Daniel,
You should know that this is a 'non-trival' effort... However, if you want
to do this the best place to start is the Indexing Service samples provide
in the Windows Platform SDK. You can download this if you have a MSDN
Subscription or review the MSDN documentation online at
Extending Language Resources for Indexing Service
http://msdn.microsoft.com/library/default.asp?url=/library/en-us/indexsrv/html/wbrscenario_4ckl.asp?frame=true
Word Breaker and Stemmer Sample
http://msdn.microsoft.com/library/default.asp?url=/library/en-us/indexsrv/html/wbrscenario_3e91.asp
Using Custom Filters with Indexing Service
http://msdn.microsoft.com/library/default.asp?url=/library/en-us/indexsrv/html/ixufilt_912d.asp
Once you have a working Portuguese wordbreaker and stemmer working, then
it's just a matter of adding new Registry keys and values for the Portuguese
language as well as a new Portuguese noise word file and linking this to SQL
Server Full-text Search. Note, this has been successfully done (as a
research project) for the Greek language that is also not supported by SQL
Server 2000 FT Indexing.
Regards,
John
[quoted text, click to view] "Daniel Marreco" <dmarreco@hotmail.com> wrote in message
news:609601c474f5$713a9250$a601280a@phx.gbl...
Hi all,
I know portuguese is not supported by FTS today.

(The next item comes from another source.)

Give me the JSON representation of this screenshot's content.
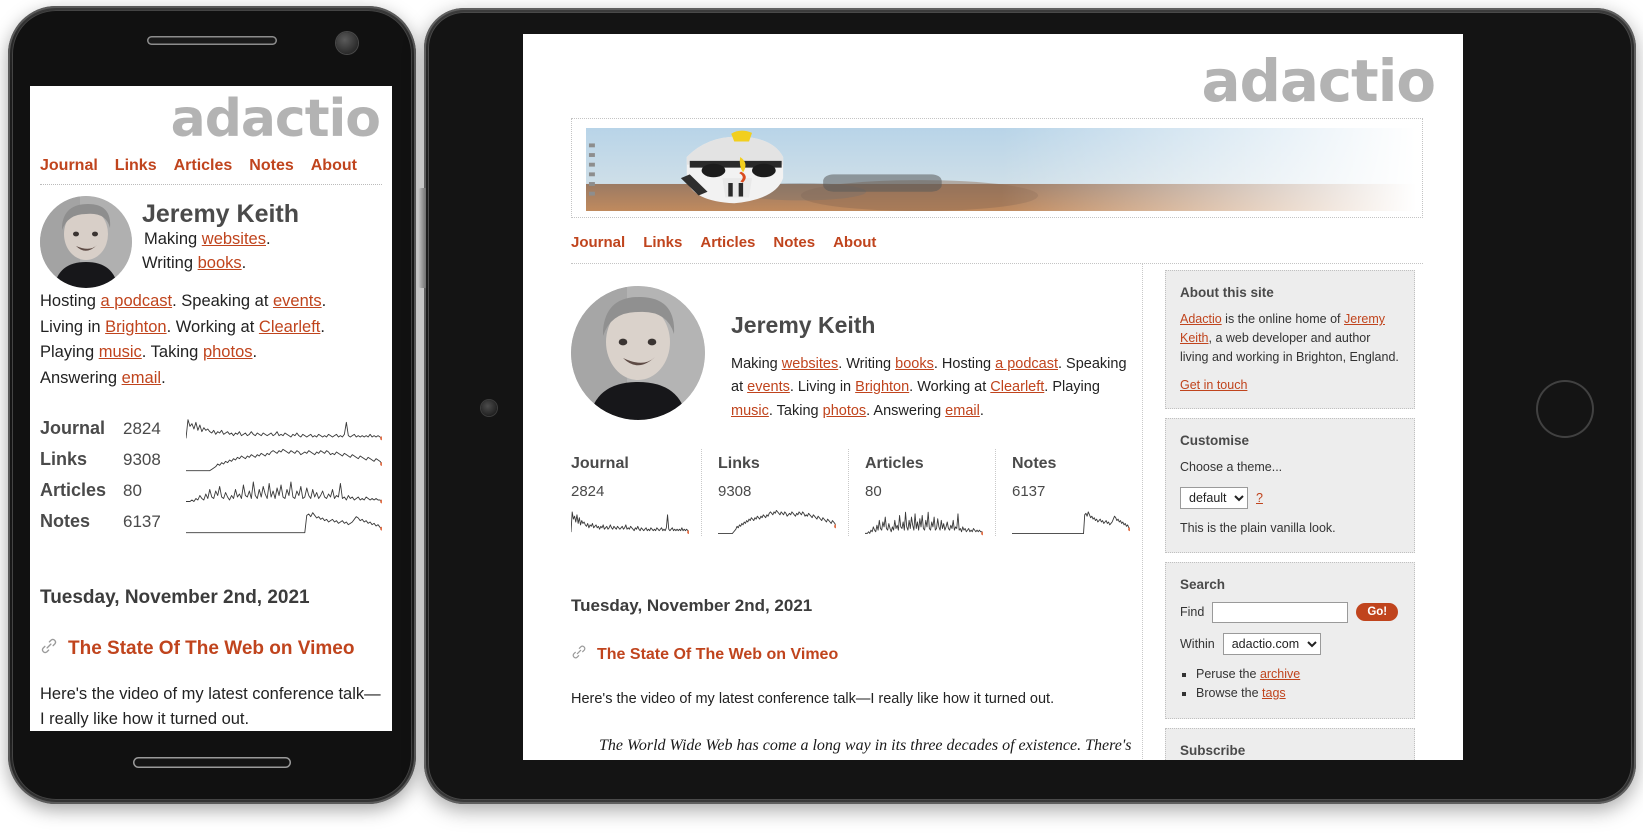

So i´m trying to 'develop' it by my own. First thing i
did was to re-write the stop words listed in noise.dat
with noise words in portuguese.
So far, so good. Now, where the hell can i find the rules
used by the stemming engine? Can i change them and define
my own set of rules for stemming in portuguese? I already
have a nice set of rules, that i use with my lucene
projects.
thanks a lot